Czy uważasz, że moda na rzemieślnicze koktajle ma szansę na dłużej zadomowić się we Wrocławiu, czy jednak piwo w naszym mieście zgarnia całą stawkę?

Koktajle zaczęły funkcjonować we Wrocławiu jeszcze przed piwną rewolucją! Popularność piwa wiąże się z jego dużo większą dostępnością, warto też zaznaczyć, że piwo wystarczy zamówić do lokalu. Absolutnie nie odbieram wiedzy fachowcom, którzy serwują je w swoich barach! Myślę, że popularność koktajli wiąże się z coraz większą świadomością konsumenta, faktycznie w ciągu ostatnich lat można zaobserwować mocno postępujące zorientowanie się na rynek gastronomiczny.
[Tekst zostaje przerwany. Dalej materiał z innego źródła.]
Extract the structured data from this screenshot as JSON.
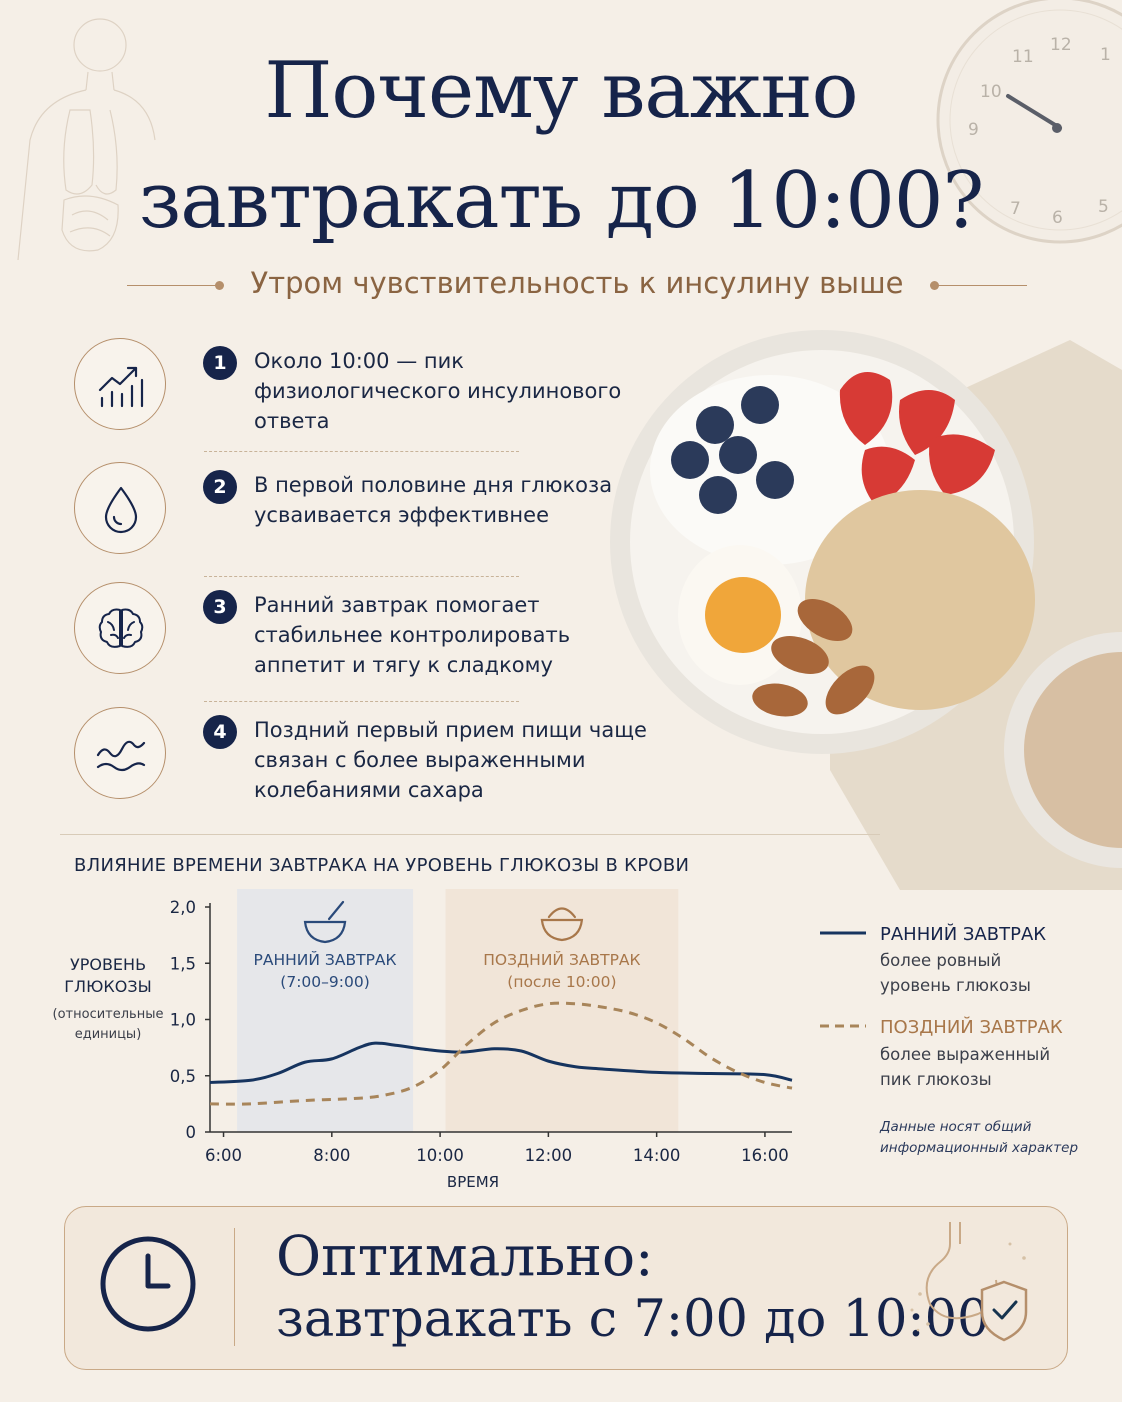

Ludzie zaczęli doceniać serwis, produkt, lokale, które wkładają całą masę serducha w to, co robią. Trochę duma rozpiera, że rodzinny Wrocław poszedł aż tak do przodu, o to chodziło! Nareszcie!

Wyobraź sobie, że miałbyś opowiedzieć o współczesnym świecie miksologii osobie, która nigdy nie była w koktajlbarze… 
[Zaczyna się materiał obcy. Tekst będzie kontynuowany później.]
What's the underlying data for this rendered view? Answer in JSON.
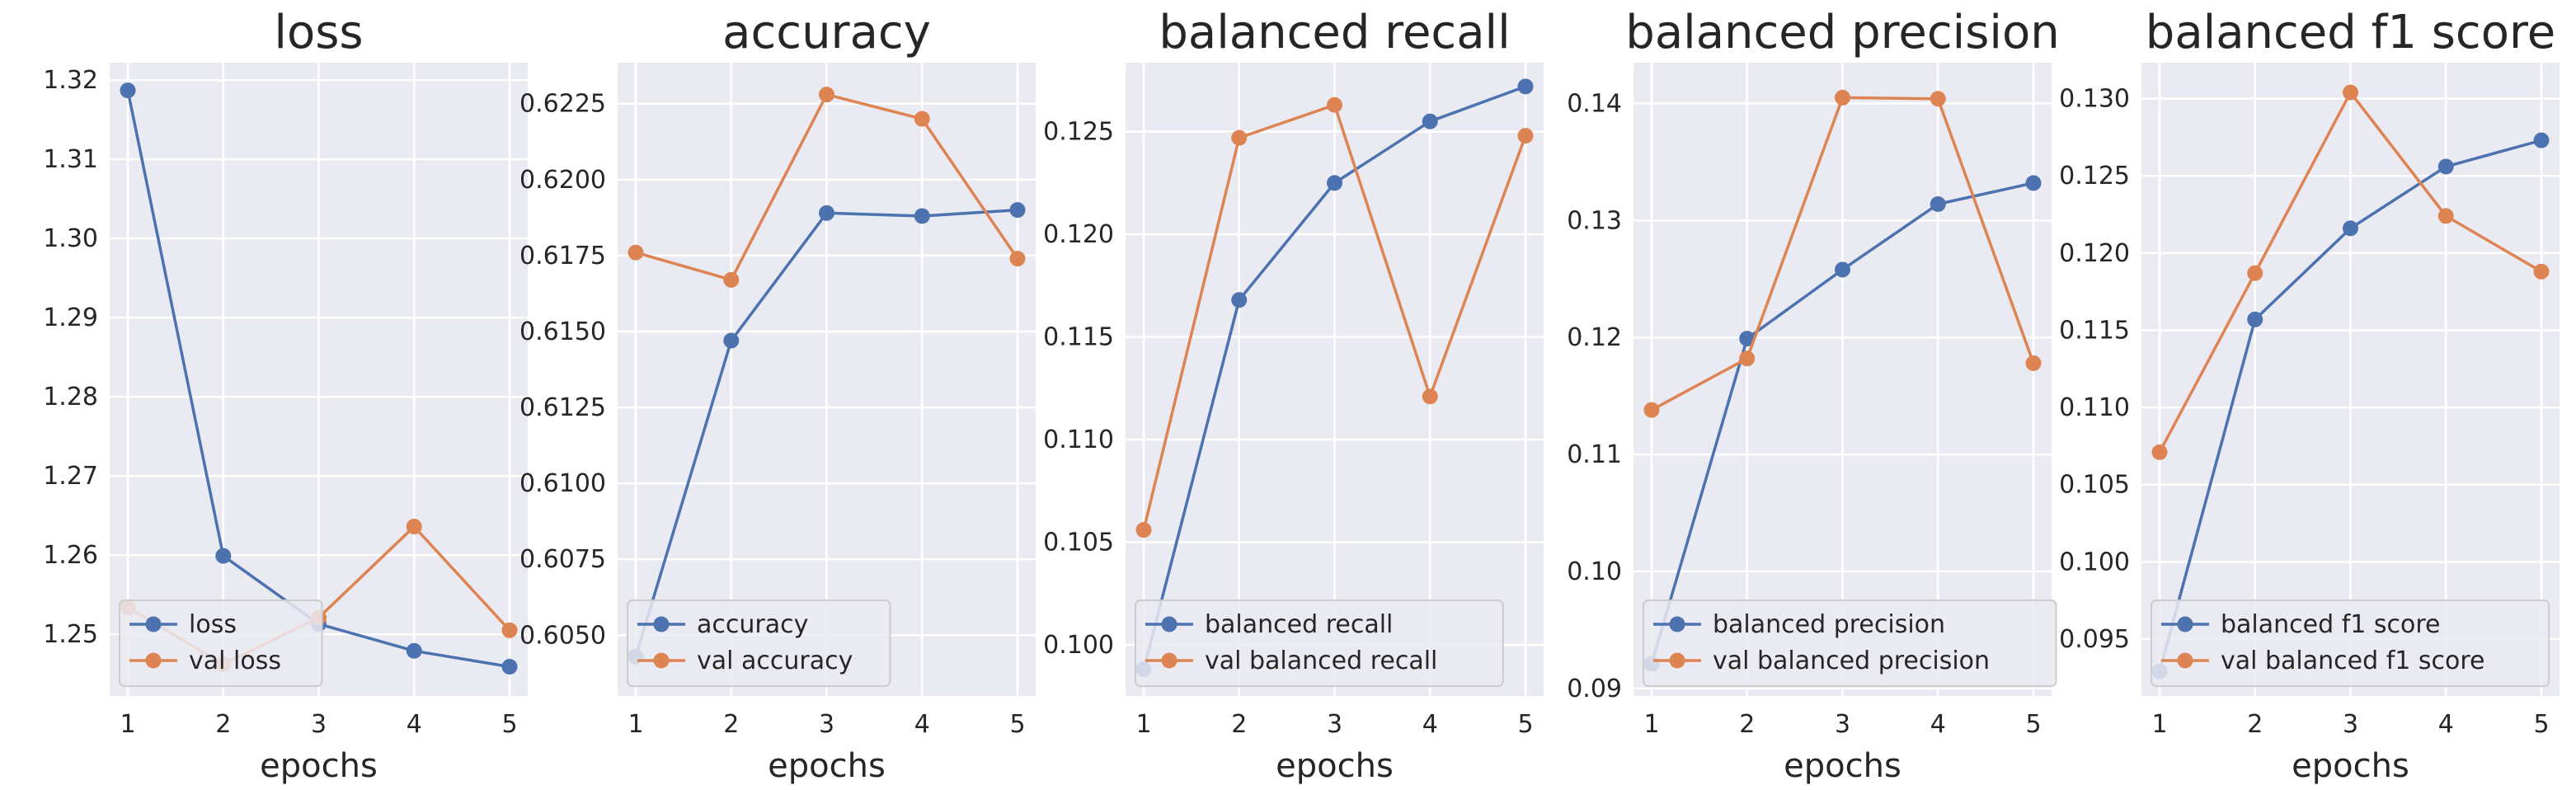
{
  "chart_data": [
    {
      "type": "line",
      "title": "loss",
      "xlabel": "epochs",
      "x": [
        1,
        2,
        3,
        4,
        5
      ],
      "xticks": [
        "1",
        "2",
        "3",
        "4",
        "5"
      ],
      "ylim": [
        1.2422,
        1.3222
      ],
      "yticks": [
        "1.25",
        "1.26",
        "1.27",
        "1.28",
        "1.29",
        "1.30",
        "1.31",
        "1.32"
      ],
      "ytick_values": [
        1.25,
        1.26,
        1.27,
        1.28,
        1.29,
        1.3,
        1.31,
        1.32
      ],
      "grid": true,
      "legend": "lower-left",
      "series": [
        {
          "name": "loss",
          "color": "#4c72b0",
          "values": [
            1.3187,
            1.2599,
            1.2513,
            1.2479,
            1.2459
          ]
        },
        {
          "name": "val loss",
          "color": "#dd8452",
          "values": [
            1.2534,
            1.2462,
            1.2521,
            1.2636,
            1.2505
          ]
        }
      ]
    },
    {
      "type": "line",
      "title": "accuracy",
      "xlabel": "epochs",
      "x": [
        1,
        2,
        3,
        4,
        5
      ],
      "xticks": [
        "1",
        "2",
        "3",
        "4",
        "5"
      ],
      "ylim": [
        0.603,
        0.62385
      ],
      "yticks": [
        "0.6050",
        "0.6075",
        "0.6100",
        "0.6125",
        "0.6150",
        "0.6175",
        "0.6200",
        "0.6225"
      ],
      "ytick_values": [
        0.605,
        0.6075,
        0.61,
        0.6125,
        0.615,
        0.6175,
        0.62,
        0.6225
      ],
      "grid": true,
      "legend": "lower-left",
      "series": [
        {
          "name": "accuracy",
          "color": "#4c72b0",
          "values": [
            0.6043,
            0.6147,
            0.6189,
            0.6188,
            0.619
          ]
        },
        {
          "name": "val accuracy",
          "color": "#dd8452",
          "values": [
            0.6176,
            0.6167,
            0.6228,
            0.622,
            0.6174
          ]
        }
      ]
    },
    {
      "type": "line",
      "title": "balanced recall",
      "xlabel": "epochs",
      "x": [
        1,
        2,
        3,
        4,
        5
      ],
      "xticks": [
        "1",
        "2",
        "3",
        "4",
        "5"
      ],
      "ylim": [
        0.09751,
        0.12836
      ],
      "yticks": [
        "0.100",
        "0.105",
        "0.110",
        "0.115",
        "0.120",
        "0.125"
      ],
      "ytick_values": [
        0.1,
        0.105,
        0.11,
        0.115,
        0.12,
        0.125
      ],
      "grid": true,
      "legend": "lower-left",
      "series": [
        {
          "name": "balanced recall",
          "color": "#4c72b0",
          "values": [
            0.0988,
            0.1168,
            0.1225,
            0.1255,
            0.1272
          ]
        },
        {
          "name": "val balanced recall",
          "color": "#dd8452",
          "values": [
            0.1056,
            0.1247,
            0.1263,
            0.1121,
            0.1248
          ]
        }
      ]
    },
    {
      "type": "line",
      "title": "balanced precision",
      "xlabel": "epochs",
      "x": [
        1,
        2,
        3,
        4,
        5
      ],
      "xticks": [
        "1",
        "2",
        "3",
        "4",
        "5"
      ],
      "ylim": [
        0.08935,
        0.14349
      ],
      "yticks": [
        "0.09",
        "0.10",
        "0.11",
        "0.12",
        "0.13",
        "0.14"
      ],
      "ytick_values": [
        0.09,
        0.1,
        0.11,
        0.12,
        0.13,
        0.14
      ],
      "grid": true,
      "legend": "lower-left",
      "series": [
        {
          "name": "balanced precision",
          "color": "#4c72b0",
          "values": [
            0.0921,
            0.1199,
            0.1258,
            0.1314,
            0.1332
          ]
        },
        {
          "name": "val balanced precision",
          "color": "#dd8452",
          "values": [
            0.1138,
            0.1182,
            0.1405,
            0.1404,
            0.1178
          ]
        }
      ]
    },
    {
      "type": "line",
      "title": "balanced f1 score",
      "xlabel": "epochs",
      "x": [
        1,
        2,
        3,
        4,
        5
      ],
      "xticks": [
        "1",
        "2",
        "3",
        "4",
        "5"
      ],
      "ylim": [
        0.09131,
        0.13233
      ],
      "yticks": [
        "0.095",
        "0.100",
        "0.105",
        "0.110",
        "0.115",
        "0.120",
        "0.125",
        "0.130"
      ],
      "ytick_values": [
        0.095,
        0.1,
        0.105,
        0.11,
        0.115,
        0.12,
        0.125,
        0.13
      ],
      "grid": true,
      "legend": "lower-left",
      "series": [
        {
          "name": "balanced f1 score",
          "color": "#4c72b0",
          "values": [
            0.0929,
            0.1157,
            0.1216,
            0.1256,
            0.1273
          ]
        },
        {
          "name": "val balanced f1 score",
          "color": "#dd8452",
          "values": [
            0.1071,
            0.1187,
            0.1304,
            0.1224,
            0.1188
          ]
        }
      ]
    }
  ]
}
Totalnie nie pasuje mi określenie miksologia, bez obrazy. Dla mnie miksologia to samo mieszanie składników, tworzenie receptur. A po tym nie poznasz ani dobrego barmana, ani dobrego lokalu. Tym co wyróżnia dobry lokal jest odpowiednie podejście do gościa. I od tego powinienem zacząć tłumaczenie dla laika. Wyobraź sobie, że ktoś zaprasza cię do siebie do domu, sadza przy stole i wyciąga z barku wszystko to, co ma najlepsze. Stara się zadbać o twój komfort, rozrywkę, uśmiech. Na stół stawia najlepsze dania jakie znajdzie w swojej lodówce i spiżarni. Pyta o preferencje i czy dobrze się bawisz. Robi wszystko żeby odpowiednio poprowadzić cię przez wieczór. Nawiązuje kontakt, zasypuje żartami i opowiadaniami. Wracając do koktajli i miksologii, wszystko jest kwestią odpowiedniego nastroju i klimatu. Nie ma czegoś takiego jak najlepsze mojito na świecie, najlepiej będzie smakowało podczas nocnej eskapady ze znajomymi po Havanie. Uważam, że najlepsza Pina Colada na świecie też niekoniecznie musi być w Caribe Hilton w San Juan, o wiele lepiej będzie na portorykańskiej plaży, pod palmą, z ulubioną dziewczyną. Dla tego właśnie ważny jest moment, nastrój i najsympatyczniejsza obsługa na świecie!